Organization of a Corporation Flashcards
(23 cards)
Person
Corporation is a person, entitled to due process, equal protection, and A/C privilege
NO 5th AMENDMENT PRIVILEGE AGAINST SELF INCRIMINATION HOWEVER
De Jure Corporation (Formation of a corporation)
Corporation that complies with all statutory requirements
Must have one or more incorporators; Articles of incorporation; and file AOI with the Secretary of State and pay required fees
Once accepted by Secretary of State, have a de jure corporation
Articles of Incorporation requirements
Requirements: (1) Corporate name (includes Corp., company, incorporated, or limited, or an abbreviation); (2) name and address of EACH incorporator; (3) name and address of EACH initial director; (4) name of registered agent and address of the registered office; (5) generally a statement of purpose; and (6) number of shares authorized to issue
Statement of Purpose in AOI
Can be very basic. Enough to indicate that corporation’s purpose is to engage in all lawful activity
If no statement included, presumed to include statement that it is to conduct any lawful business and is allowed to undertake any act that is necessary or convenient for carrying on its business purpose
Ultra Vires
When articles include a narrow business purpose, activities beyond the scope of this narrow purpose are considered “ultra vires”

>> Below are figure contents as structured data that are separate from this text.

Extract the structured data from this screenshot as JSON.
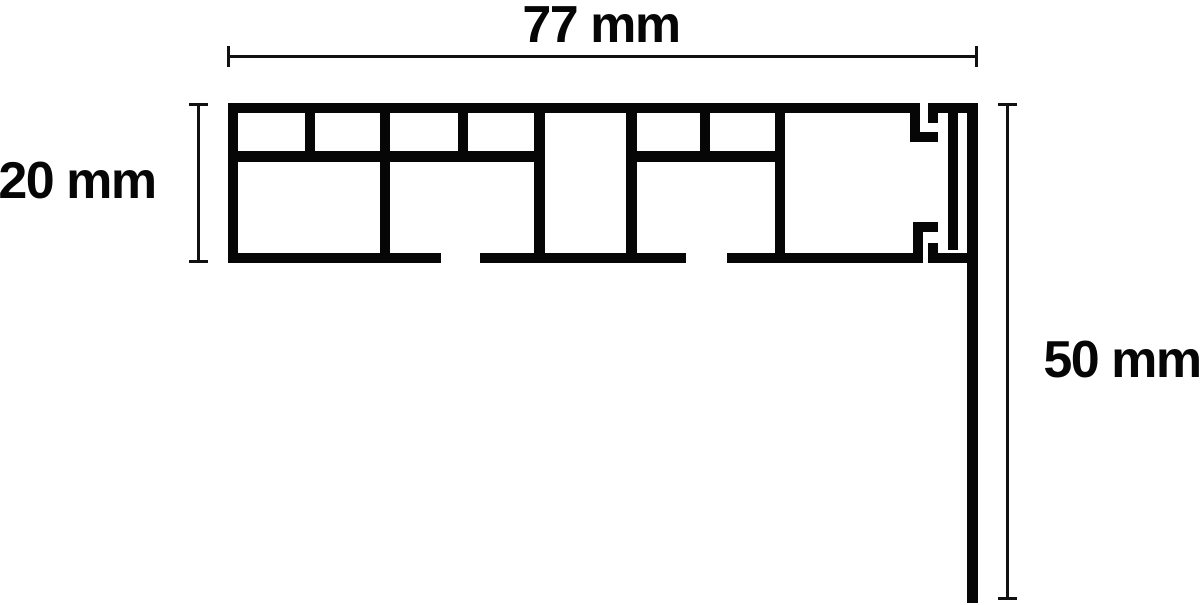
{
  "diagram": {
    "type": "technical-cross-section",
    "subject": "multi-chamber profile cross-section with drop leg",
    "colors": {
      "line": "#060606",
      "background": "#ffffff"
    },
    "dimensions": {
      "width": {
        "label": "77 mm",
        "value_mm": 77,
        "position": "top"
      },
      "height": {
        "label": "20 mm",
        "value_mm": 20,
        "position": "left"
      },
      "drop": {
        "label": "50 mm",
        "value_mm": 50,
        "position": "right"
      }
    }
  }
}
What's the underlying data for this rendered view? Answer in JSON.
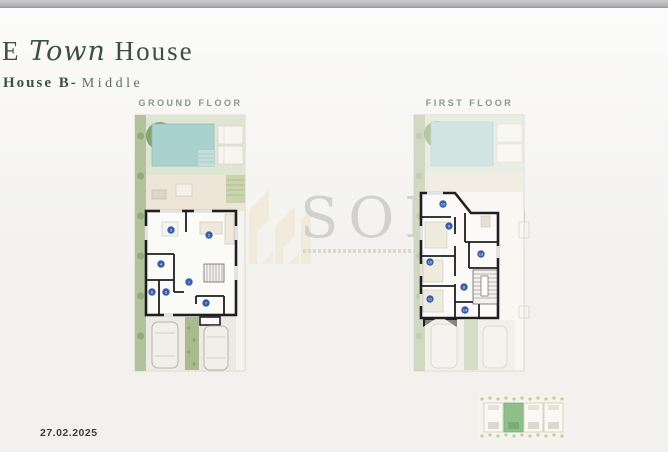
{
  "header": {
    "title_pre": "E",
    "title_script": "Town",
    "title_main": "House",
    "subtitle_primary": "House B-",
    "subtitle_secondary": "Middle"
  },
  "plans": {
    "ground": {
      "label": "GROUND FLOOR",
      "rooms": [
        {
          "n": "1",
          "x": 61,
          "y": 168
        },
        {
          "n": "2",
          "x": 81,
          "y": 121
        },
        {
          "n": "3",
          "x": 43,
          "y": 116
        },
        {
          "n": "4",
          "x": 33,
          "y": 150
        },
        {
          "n": "5",
          "x": 38,
          "y": 178
        },
        {
          "n": "6",
          "x": 24,
          "y": 178
        },
        {
          "n": "7",
          "x": 78,
          "y": 189
        }
      ]
    },
    "first": {
      "label": "FIRST FLOOR",
      "rooms": [
        {
          "n": "8",
          "x": 57,
          "y": 173
        },
        {
          "n": "9",
          "x": 42,
          "y": 112
        },
        {
          "n": "10",
          "x": 23,
          "y": 148
        },
        {
          "n": "11",
          "x": 23,
          "y": 185
        },
        {
          "n": "12",
          "x": 36,
          "y": 90
        },
        {
          "n": "13",
          "x": 74,
          "y": 140
        },
        {
          "n": "14",
          "x": 58,
          "y": 196
        }
      ]
    }
  },
  "watermark": {
    "brand": "SOLID"
  },
  "keyplan": {
    "units": 4,
    "highlighted_unit": 2
  },
  "footer": {
    "date": "27.02.2025"
  },
  "colors": {
    "title": "#3d4f4b",
    "floor_label": "#8b948e",
    "room_badge": "#3a5ca6",
    "pool": "#a9d2cf",
    "garden": "#b3c29c",
    "highlight": "#8fbf8a",
    "wall": "#1f1f22"
  }
}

Common law: voided all ultra vires acts
Today: (1) SH may sue the corp to enjoin a proposed UV act; (2) CORP may sue an officer or director for damages for approving an UV act; and (3) the state may bring an action to dissolve a corp for committing UV acts
Today: also, UV K are valid as to third parties. Are not voided merely because it is UV
Duration of Corp
Can include duration. If none included, presumed perpetual existence
Authorized Stock
Maximum number of shares the corporation can sell
Issued Stock
Number of shares the corporation actual sells
Outstanding stock
shares that have been issued and not reacquired
Capital Structure requirement for Articles
Must include (1) authorized stock; (2) number of shares per class; and (3) information on voting rights and preferences of each class
Internal Affairs Doctrine
Internal affairs of a corporation are governed by the law of the state in which the corporation is formed
e.g. duties of officers, shareholders, and directors
C Corporation
Taxed as an entity distinct from its owners, thus double taxation.
Corp taxes on profits; then SHs taxed on distirbutions
S Corporation
Pass through taxation–profits and losses flow through the entity to the owners
Must have (1) no more than 100 SHs, all of whom are HUMAN and US Citizens or Residents; (2) only one class of stock; and (3) not publicly traded
Limited Liability
SHs are NOT personally liable for obligations of the corp. Only lose the amount they invested in the company
Directors and officers are NOT personally liable for obligations of the corp
De Facto Corporation
If found, has all rights and powers of a de jure corporation
Requirements: (1) There is a relevant incorporation statute (always is); (2) the parties made a good faith, COLORABLE ATTEMPT to comply with the statute; and (3) There was some exercise of corporate privileges (acted like there was a corporation)
NOTE: person asserting the doctrine MUST BE UNAWARE of the failure to form a de jure corporation
Quo Warranto
An action by the state. De Facto corporations are protected EXCEPT in quo warranto proceedings
Corporation by Estoppel
Persons who have dealt with the entity as if it were a corporation will be ESTOPPED from denying the corporation’s existence
Also prevents improperly formed crop from avoiding liability by saying it was not properly formed
Applies ONLY TO CONTRACT CASES, NOT TORT CASES
Bylaws
corps are NOT required to have bylaws, but usually have them to control internal governance
Not filed with the state, thus NOT a public file. Only articles are publicly filed.
Bylaws adoption and amendment procedure
BoD adopts bylaws at an organizational meeting
SHs can always amend and repeal the bylaws
If SHs and Bylaws conflict, the articles always prevail
Promoter
Person acting on behalf of a corporation not yet formed. Essentially an entrepreneur
Liability of corporation on pre-incorporation contracts
Corporation is NOT liable for pre-incorporation contracts unless if it ADOPTS the contract
Can adopt expressly (board resolution) or impliedly (if the corporation accepts a BENEFIT of the corporation)
Promoter’s liability on pre-incorporation contracts
Unless contract clearly provides otherwise, promotor liable until there is a NOVATION (agreement of promoter, corp, and 3rd party that corp will replace the promoter)
NOTE: Novation is the only way to relieve promoter. Mere adoption by corporation will create JOINT & SEVERAL LIABILITY
Foreign Corporations
A corporation incorporated OUTSIDE THIS STATE (Not literally foreign)
If transacting biz in this state, must QUALIFY and PAY FEES
Transacting biz: regular course of intrastate business activity. Does NOT include occasional or sporadic activity or simply owning property in the state
Qualify: get certificate of authority from Secretary of State (asserts good standing and registered agent in the state)
Can’t sue until qualify and pay fees, but can be sued.